In order for devices to communicate with each other, they need some sort of:

  • Direct connectivity (being in the same L2 LAN),
  • Routed network (a properly defined route between the different LANs), or
  • VPN connectivity (different LANs connected using some sort of VPN technology).

Direct connectivity at L2

Same LAN connectivity is easy enough, where different devices sit on a switched network, their traffic is switched between them, and the devices can talk to each other using their local address.

Routed connectivity at L3

When devices are on a routed network, some sort of routing technology gets involved where traffic coming from one LAN is routed to the other one and vice versa, so a device on one LAN can talk to a device on another LAN with its local IP address.

VPNed connectivity

But when devices are not on the same LAN and there is no route between their LANs, they cannot communicate with each other without the presence of some sort of VPN or overlay technology.

Current VPN Technologies

There are different VPN technologies out there such as IPsec, OpenVPN, WireGuard, etc. But setting up these VPNs requires some effort and also needs some kind of publicly addressable IP address. In addition, these traditional VPNs mostly operate in a hub-and-spoke architecture, where VPN clients connect to a VPN gateway, and all traffic passes through that VPN gateway.

Mesh VPN Technologies

Nowadays, there exist services that allow you to create a fully meshed VPN network for free without having access to a publicly addressable IP address or administrative access on your network. Through a series of posts, I will explore these services and write about them. In this post, I will go into the introduction of how these services work and will go on to comparing the two major players on the market (Tailscale and NetBird).

Both Tailscale and NetBird are zero trust, mesh VPNs that create a secure private network between your devices, often utilizing WireGuard as the underlying protocol. They address modern challenges of creating a secure connection between your devices like your homelab, cloud and on-prem infrastructure, or distributed teams working from remote locations.

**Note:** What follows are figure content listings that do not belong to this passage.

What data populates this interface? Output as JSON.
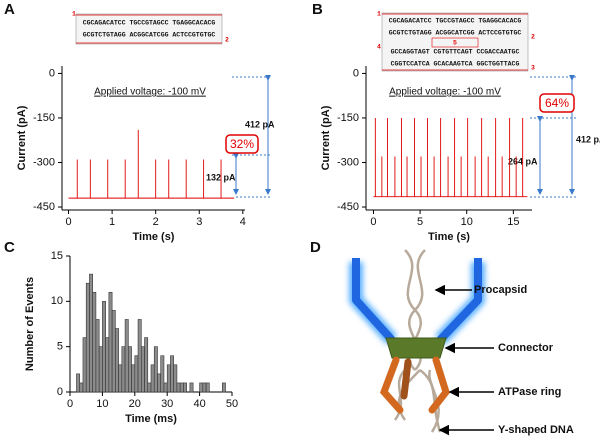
{
  "chart_data": [
    {
      "type": "line",
      "label": "A",
      "xlabel": "Time (s)",
      "ylabel": "Current (pA)",
      "annotations": [
        "Applied voltage: -100 mV",
        "412 pA",
        "132 pA",
        "32%"
      ],
      "series": [
        {
          "color": "#e00000",
          "x": [
            0,
            0.2,
            0.2,
            0.2,
            0.5,
            0.5,
            0.5,
            0.9,
            0.9,
            0.9,
            1.3,
            1.3,
            1.3,
            1.6,
            1.6,
            1.6,
            2.0,
            2.0,
            2.0,
            2.3,
            2.3,
            2.3,
            2.7,
            2.7,
            2.7,
            3.1,
            3.1,
            3.1,
            3.5,
            3.5,
            3.5,
            3.8
          ],
          "values": [
            -420,
            -420,
            -290,
            -420,
            -420,
            -290,
            -420,
            -420,
            -290,
            -420,
            -420,
            -290,
            -420,
            -420,
            -190,
            -420,
            -420,
            -290,
            -420,
            -420,
            -290,
            -420,
            -420,
            -290,
            -420,
            -420,
            -290,
            -420,
            -420,
            -290,
            -420,
            -420
          ]
        }
      ],
      "xlim": [
        -0.15,
        4.05
      ],
      "xticks": [
        0,
        1,
        2,
        3,
        4
      ],
      "ylim": [
        -460,
        25
      ],
      "yticks": [
        0,
        -150,
        -300,
        -450
      ]
    },
    {
      "type": "line",
      "label": "B",
      "xlabel": "Time (s)",
      "ylabel": "Current (pA)",
      "annotations": [
        "Applied voltage: -100 mV",
        "412 pA",
        "264 pA",
        "64%"
      ],
      "series": [
        {
          "color": "#e00000",
          "x": [
            0,
            0.2,
            0.2,
            0.2,
            0.9,
            0.9,
            0.9,
            1.5,
            1.5,
            1.5,
            2.3,
            2.3,
            2.3,
            3.0,
            3.0,
            3.0,
            3.6,
            3.6,
            3.6,
            4.4,
            4.4,
            4.4,
            5.1,
            5.1,
            5.1,
            5.8,
            5.8,
            5.8,
            6.5,
            6.5,
            6.5,
            7.2,
            7.2,
            7.2,
            8.0,
            8.0,
            8.0,
            8.7,
            8.7,
            8.7,
            9.4,
            9.4,
            9.4,
            10.1,
            10.1,
            10.1,
            10.9,
            10.9,
            10.9,
            11.6,
            11.6,
            11.6,
            12.3,
            12.3,
            12.3,
            13.1,
            13.1,
            13.1,
            13.8,
            13.8,
            13.8,
            14.6,
            14.6,
            14.6,
            15.3,
            15.3,
            15.3,
            16.0,
            16.0,
            16.0,
            16.5
          ],
          "values": [
            -415,
            -415,
            -150,
            -415,
            -415,
            -280,
            -415,
            -415,
            -150,
            -415,
            -415,
            -280,
            -415,
            -415,
            -150,
            -415,
            -415,
            -280,
            -415,
            -415,
            -150,
            -415,
            -415,
            -280,
            -415,
            -415,
            -150,
            -415,
            -415,
            -280,
            -415,
            -415,
            -150,
            -415,
            -415,
            -280,
            -415,
            -415,
            -150,
            -415,
            -415,
            -280,
            -415,
            -415,
            -150,
            -415,
            -415,
            -280,
            -415,
            -415,
            -150,
            -415,
            -415,
            -280,
            -415,
            -415,
            -150,
            -415,
            -415,
            -280,
            -415,
            -415,
            -150,
            -415,
            -415,
            -280,
            -415,
            -415,
            -150,
            -415,
            -415
          ]
        }
      ],
      "xlim": [
        -0.8,
        17
      ],
      "xticks": [
        0,
        5,
        10,
        15
      ],
      "ylim": [
        -460,
        25
      ],
      "yticks": [
        0,
        -150,
        -300,
        -450
      ]
    },
    {
      "type": "histogram",
      "label": "C",
      "xlabel": "Time (ms)",
      "ylabel": "Number of Events",
      "bins": [
        2,
        3,
        4,
        5,
        6,
        7,
        8,
        9,
        10,
        11,
        12,
        13,
        14,
        15,
        16,
        17,
        18,
        19,
        20,
        21,
        22,
        23,
        24,
        25,
        26,
        27,
        28,
        29,
        30,
        31,
        32,
        33,
        34,
        35,
        36,
        37,
        38,
        39,
        40,
        41,
        42,
        43,
        44,
        45,
        46,
        47,
        48
      ],
      "counts": [
        2,
        1,
        6,
        12,
        13,
        11,
        8,
        5,
        10,
        6,
        11,
        9,
        7,
        3,
        5,
        8,
        5,
        3,
        4,
        8,
        5,
        6,
        1,
        3,
        5,
        2,
        4,
        1,
        3,
        4,
        3,
        1,
        1,
        1,
        0,
        1,
        0,
        0,
        1,
        1,
        1,
        0,
        0,
        0,
        0,
        1
      ],
      "color": "#8c8c8c",
      "xlim": [
        0,
        50
      ],
      "xticks": [
        0,
        10,
        20,
        30,
        40,
        50
      ],
      "ylim": [
        0,
        15
      ],
      "yticks": [
        0,
        5,
        10,
        15
      ]
    }
  ],
  "sequences": {
    "A": {
      "strands": [
        "CGCAGACATCC TGCCGTAGCC TGAGGCACACG",
        "GCGTCTGTAGG ACGGCATCGG ACTCCGTGTGC"
      ],
      "labels": [
        "1",
        "2"
      ]
    },
    "B": {
      "strands": [
        "CGCAGACATCC TGCCGTAGCC TGAGGCACACG",
        "GCGTCTGTAGG ACGGCATCGG ACTCCGTGTGC",
        "GCCAGGTAGT CGTGTTCAGT CCGACCAATGC",
        "CGGTCCATCA GCACAAGTCA GGCTGGTTACG"
      ],
      "labels": [
        "1",
        "2",
        "4",
        "5",
        "3"
      ]
    }
  },
  "diagram": {
    "label": "D",
    "parts": [
      "Procapsid",
      "Connector",
      "ATPase ring",
      "Y-shaped DNA"
    ]
  }
}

When we say zero trust, it means every connection is authenticated and authorized based on its identity and policy, not just the network location. And with mesh VPNs, rather than routing traffic through a central hub, peers establish encrypted direct tunnels one to another.

High Level Working Procedure

  • Devices install the client and authenticate
  • The control plane keeps the status of online devices and their reachable addresses.
  • When peers want to talk to one another, they ask the control plane for the current endpoint address and public key of the device they want to connect to.
  • Clients attempt direct UDP hole-punching, and if successful, they establish a direct, fast, and low-latency WireGuard tunnel.
  • If direct connectivity fails either because of symmetric NAT or firewalls, traffic is routed via relay servers on the control plane.
  • The control plane enforces who can access which device through fine-grained access control policies.

Modern mesh VPN technologies provide much more than direct peer-to-peer VPN connectivity:

  • Subnet Routing: a device acting as a router for other LAN networks.
  • Exit Nodes: route all internet traffic through a device.
  • Posture Check: a device will only be allowed on the network if it fulfills a certain requirement.

Comparison between Tailscale and Netbird

Tailscale Netbird
Free Tier 3 users and 100 device 5 users and 100 device
Open Source Client Yes Yes
Open Source Server No Yes
Enterprise Support Yes Yes
Wireguard Protocol Yes Yes
Access Control Yes Yes
Activity Logging Yes Yes
Endpoints DNS Yes Yes
Network Architecture peer-to-peer peer-to-peer

In the next posts, I’ll go into how to set up and use Tailscale and NetBird consecutively.